AlexanderKroll / ESP

MIT License
62 stars 22 forks source link

Request for SMILES #5

Closed wangpeilin closed 1 year ago

wangpeilin commented 1 year ago

I would like to use a method other than molecular fingerprints to represent the substrate molecule, could you please provide the SMILES string of the substrate molecule used in the paper, only the ChEBI number is not convenient, thanks.

AlexanderKroll commented 1 year ago

The folder "ESP\data\substrate_data" contains the file "chebiID_to_inchi.tsv". You can read this file in Python using the following command:

df_chebi_to_inchi = pd.read_csv("chebiID_to_inchi.tsv", sep = "\t)

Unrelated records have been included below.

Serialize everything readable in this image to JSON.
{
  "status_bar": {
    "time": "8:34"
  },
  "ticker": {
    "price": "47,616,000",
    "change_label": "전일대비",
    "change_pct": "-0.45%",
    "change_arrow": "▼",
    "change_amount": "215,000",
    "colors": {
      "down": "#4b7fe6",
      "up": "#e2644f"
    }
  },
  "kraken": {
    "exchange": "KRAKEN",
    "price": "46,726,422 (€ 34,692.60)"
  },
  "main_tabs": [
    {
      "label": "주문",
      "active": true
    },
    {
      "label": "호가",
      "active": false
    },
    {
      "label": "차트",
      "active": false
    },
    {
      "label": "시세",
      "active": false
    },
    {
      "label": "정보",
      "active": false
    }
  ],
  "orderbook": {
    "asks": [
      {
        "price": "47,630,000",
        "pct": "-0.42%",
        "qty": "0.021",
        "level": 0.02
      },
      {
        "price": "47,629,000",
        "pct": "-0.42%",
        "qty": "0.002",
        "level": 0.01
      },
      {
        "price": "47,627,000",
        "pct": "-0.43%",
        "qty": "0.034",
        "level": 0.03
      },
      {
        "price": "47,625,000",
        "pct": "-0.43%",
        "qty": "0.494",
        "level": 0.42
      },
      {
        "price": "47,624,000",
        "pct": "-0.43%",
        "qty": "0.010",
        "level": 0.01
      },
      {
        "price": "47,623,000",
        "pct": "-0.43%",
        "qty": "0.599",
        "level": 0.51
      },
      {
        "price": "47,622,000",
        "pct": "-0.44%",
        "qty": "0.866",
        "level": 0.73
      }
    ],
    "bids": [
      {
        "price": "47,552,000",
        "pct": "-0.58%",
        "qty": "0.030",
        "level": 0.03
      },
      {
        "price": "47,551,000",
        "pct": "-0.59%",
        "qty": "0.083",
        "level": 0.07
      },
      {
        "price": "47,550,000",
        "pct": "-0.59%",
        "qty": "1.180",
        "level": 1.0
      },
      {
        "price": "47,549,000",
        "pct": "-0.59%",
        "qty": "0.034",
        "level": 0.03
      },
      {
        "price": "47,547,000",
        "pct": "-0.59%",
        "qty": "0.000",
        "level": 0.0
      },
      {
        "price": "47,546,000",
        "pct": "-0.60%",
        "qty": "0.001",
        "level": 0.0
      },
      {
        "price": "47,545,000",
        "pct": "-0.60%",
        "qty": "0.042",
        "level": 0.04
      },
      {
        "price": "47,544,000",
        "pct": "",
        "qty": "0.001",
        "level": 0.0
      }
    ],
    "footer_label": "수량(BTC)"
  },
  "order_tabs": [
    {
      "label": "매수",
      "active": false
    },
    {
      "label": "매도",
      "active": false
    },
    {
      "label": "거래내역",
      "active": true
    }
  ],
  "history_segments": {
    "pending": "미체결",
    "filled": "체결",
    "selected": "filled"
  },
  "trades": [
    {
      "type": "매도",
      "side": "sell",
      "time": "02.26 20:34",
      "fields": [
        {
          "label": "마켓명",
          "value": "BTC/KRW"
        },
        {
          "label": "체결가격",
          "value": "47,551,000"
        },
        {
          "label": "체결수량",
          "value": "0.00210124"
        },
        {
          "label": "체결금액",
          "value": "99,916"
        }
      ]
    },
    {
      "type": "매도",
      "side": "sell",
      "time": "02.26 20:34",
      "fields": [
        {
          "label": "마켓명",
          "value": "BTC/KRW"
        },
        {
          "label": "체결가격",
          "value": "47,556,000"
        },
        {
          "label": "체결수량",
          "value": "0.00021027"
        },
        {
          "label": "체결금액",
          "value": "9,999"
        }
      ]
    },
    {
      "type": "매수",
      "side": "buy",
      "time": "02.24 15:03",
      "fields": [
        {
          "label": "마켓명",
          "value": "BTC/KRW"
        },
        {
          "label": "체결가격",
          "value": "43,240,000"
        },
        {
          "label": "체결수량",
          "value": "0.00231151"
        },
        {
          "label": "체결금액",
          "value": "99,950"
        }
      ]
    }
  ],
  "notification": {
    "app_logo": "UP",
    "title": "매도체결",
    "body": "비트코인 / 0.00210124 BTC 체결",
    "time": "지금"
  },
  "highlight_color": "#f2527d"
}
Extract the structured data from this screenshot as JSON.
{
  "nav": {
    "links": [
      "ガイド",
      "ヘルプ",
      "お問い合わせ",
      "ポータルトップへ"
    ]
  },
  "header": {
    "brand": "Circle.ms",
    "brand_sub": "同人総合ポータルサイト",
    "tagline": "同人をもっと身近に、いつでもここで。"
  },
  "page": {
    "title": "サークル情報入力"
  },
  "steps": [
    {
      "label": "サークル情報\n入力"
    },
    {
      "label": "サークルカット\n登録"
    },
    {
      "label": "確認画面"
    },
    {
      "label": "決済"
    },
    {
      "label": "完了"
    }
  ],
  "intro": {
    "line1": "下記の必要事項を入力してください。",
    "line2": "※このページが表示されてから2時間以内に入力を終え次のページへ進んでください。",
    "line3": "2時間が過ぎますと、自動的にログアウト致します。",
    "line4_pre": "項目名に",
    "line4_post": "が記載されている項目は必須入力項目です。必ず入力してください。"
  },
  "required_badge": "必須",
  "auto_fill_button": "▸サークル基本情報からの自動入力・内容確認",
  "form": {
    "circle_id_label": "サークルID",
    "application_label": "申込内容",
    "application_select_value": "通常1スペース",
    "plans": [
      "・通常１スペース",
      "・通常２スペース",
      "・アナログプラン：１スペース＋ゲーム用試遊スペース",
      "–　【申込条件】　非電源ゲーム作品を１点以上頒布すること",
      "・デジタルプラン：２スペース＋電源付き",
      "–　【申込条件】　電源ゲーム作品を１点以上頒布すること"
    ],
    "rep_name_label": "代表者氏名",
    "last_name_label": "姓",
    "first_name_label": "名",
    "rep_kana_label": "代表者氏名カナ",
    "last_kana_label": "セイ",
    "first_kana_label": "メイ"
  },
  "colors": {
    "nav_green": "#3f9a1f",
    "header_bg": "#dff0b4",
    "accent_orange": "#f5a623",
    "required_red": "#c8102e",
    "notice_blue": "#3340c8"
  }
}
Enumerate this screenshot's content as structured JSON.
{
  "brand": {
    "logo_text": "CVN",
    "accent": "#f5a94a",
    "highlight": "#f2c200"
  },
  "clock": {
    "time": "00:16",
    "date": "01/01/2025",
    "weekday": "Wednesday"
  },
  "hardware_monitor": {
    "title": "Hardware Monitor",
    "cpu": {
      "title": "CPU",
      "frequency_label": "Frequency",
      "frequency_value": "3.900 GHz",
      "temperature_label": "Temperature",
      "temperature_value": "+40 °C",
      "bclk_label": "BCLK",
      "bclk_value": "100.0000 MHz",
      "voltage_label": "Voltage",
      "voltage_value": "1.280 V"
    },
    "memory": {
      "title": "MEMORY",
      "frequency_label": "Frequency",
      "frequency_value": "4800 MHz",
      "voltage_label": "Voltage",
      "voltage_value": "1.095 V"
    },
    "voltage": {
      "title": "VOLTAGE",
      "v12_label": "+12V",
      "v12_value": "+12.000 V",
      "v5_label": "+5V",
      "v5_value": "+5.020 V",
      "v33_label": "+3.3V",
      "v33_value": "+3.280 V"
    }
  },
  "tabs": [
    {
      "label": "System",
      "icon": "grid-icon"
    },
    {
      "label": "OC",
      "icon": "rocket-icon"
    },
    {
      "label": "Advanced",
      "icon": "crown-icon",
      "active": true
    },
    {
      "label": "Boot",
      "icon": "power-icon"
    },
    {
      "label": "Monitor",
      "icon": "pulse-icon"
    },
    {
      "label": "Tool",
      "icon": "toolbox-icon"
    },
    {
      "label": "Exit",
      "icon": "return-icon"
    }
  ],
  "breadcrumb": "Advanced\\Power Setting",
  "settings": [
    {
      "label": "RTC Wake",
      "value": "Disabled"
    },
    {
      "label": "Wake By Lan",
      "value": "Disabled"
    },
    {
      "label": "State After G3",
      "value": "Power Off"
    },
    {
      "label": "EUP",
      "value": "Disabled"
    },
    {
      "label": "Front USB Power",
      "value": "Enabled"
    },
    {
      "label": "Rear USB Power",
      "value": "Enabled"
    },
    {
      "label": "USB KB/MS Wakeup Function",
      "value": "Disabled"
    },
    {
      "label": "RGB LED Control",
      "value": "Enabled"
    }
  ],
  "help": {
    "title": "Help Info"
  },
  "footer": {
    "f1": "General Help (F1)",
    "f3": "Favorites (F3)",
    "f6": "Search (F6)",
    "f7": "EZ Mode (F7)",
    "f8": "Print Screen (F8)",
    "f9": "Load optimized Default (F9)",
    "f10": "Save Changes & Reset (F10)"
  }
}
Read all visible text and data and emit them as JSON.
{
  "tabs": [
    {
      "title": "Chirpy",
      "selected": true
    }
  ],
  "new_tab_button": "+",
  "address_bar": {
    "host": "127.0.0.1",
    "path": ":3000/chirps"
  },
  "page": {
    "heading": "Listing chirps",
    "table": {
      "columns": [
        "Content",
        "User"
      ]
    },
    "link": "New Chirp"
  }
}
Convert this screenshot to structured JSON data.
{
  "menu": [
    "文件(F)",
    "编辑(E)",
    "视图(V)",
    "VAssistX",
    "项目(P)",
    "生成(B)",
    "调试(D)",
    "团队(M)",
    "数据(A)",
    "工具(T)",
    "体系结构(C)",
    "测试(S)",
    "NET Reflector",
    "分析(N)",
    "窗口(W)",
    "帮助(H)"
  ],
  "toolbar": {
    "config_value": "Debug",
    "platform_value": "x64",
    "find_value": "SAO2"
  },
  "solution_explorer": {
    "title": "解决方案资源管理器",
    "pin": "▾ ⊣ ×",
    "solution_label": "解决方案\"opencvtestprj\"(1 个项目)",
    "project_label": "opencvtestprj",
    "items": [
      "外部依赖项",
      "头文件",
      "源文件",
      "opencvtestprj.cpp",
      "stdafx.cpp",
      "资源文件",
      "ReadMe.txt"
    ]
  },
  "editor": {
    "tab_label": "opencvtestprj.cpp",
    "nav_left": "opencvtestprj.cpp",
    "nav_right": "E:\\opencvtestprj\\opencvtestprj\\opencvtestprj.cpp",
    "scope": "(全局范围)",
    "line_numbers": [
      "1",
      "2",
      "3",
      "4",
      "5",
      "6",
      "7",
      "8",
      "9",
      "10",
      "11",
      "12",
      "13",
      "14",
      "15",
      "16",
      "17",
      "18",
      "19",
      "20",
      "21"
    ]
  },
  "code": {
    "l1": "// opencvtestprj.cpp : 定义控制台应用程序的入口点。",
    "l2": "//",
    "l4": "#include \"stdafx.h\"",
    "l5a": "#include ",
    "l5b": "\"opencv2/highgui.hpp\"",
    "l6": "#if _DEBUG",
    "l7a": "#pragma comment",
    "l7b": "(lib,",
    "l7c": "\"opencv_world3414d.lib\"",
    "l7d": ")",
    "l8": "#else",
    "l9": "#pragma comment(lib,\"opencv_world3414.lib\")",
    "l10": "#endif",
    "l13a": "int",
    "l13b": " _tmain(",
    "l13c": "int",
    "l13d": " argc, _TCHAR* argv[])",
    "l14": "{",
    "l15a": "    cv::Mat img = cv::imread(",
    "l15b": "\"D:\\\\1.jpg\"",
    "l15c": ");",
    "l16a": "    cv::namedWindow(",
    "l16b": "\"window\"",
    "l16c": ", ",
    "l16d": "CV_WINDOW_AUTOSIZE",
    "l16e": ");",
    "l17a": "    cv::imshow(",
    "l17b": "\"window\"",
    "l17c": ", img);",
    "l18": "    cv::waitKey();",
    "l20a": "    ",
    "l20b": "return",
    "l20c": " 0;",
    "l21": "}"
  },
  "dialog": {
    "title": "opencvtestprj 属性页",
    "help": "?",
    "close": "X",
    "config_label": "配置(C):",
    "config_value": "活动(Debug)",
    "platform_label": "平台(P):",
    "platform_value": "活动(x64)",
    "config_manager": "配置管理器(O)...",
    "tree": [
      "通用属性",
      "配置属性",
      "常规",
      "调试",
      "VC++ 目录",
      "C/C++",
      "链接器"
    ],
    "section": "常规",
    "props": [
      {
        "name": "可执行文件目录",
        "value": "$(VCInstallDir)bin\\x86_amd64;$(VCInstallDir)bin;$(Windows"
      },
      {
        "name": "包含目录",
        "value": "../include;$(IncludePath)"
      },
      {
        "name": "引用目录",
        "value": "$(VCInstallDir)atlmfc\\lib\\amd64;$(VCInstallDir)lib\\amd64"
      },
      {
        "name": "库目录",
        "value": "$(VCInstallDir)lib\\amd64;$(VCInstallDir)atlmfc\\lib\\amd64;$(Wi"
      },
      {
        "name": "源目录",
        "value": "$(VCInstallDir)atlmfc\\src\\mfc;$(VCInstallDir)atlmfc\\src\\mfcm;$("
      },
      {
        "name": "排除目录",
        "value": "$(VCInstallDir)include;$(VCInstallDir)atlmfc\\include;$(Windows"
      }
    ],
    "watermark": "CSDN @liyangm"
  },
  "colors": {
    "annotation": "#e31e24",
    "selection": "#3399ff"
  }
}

Once you have obtained an InChI string for every ChEBI ID, you can convert them into SMILES strings using the following lines in Python:

#For example, given a InChI string such as:
inchi = "InChI=1S/C6H12O6/c7-1-2-3(8)4(9)5(10)6(11)12-2/h2-11H,1H2/t2-,3-,4+,5-,6?/m1/s1"

from rdkit import Chem
#convert inchi to mol:
mol = Chem.inchi.MolFromInchi(inchi)
#convert mol to SMILES strin:
smiles = Chem.MolToSmiles(mol)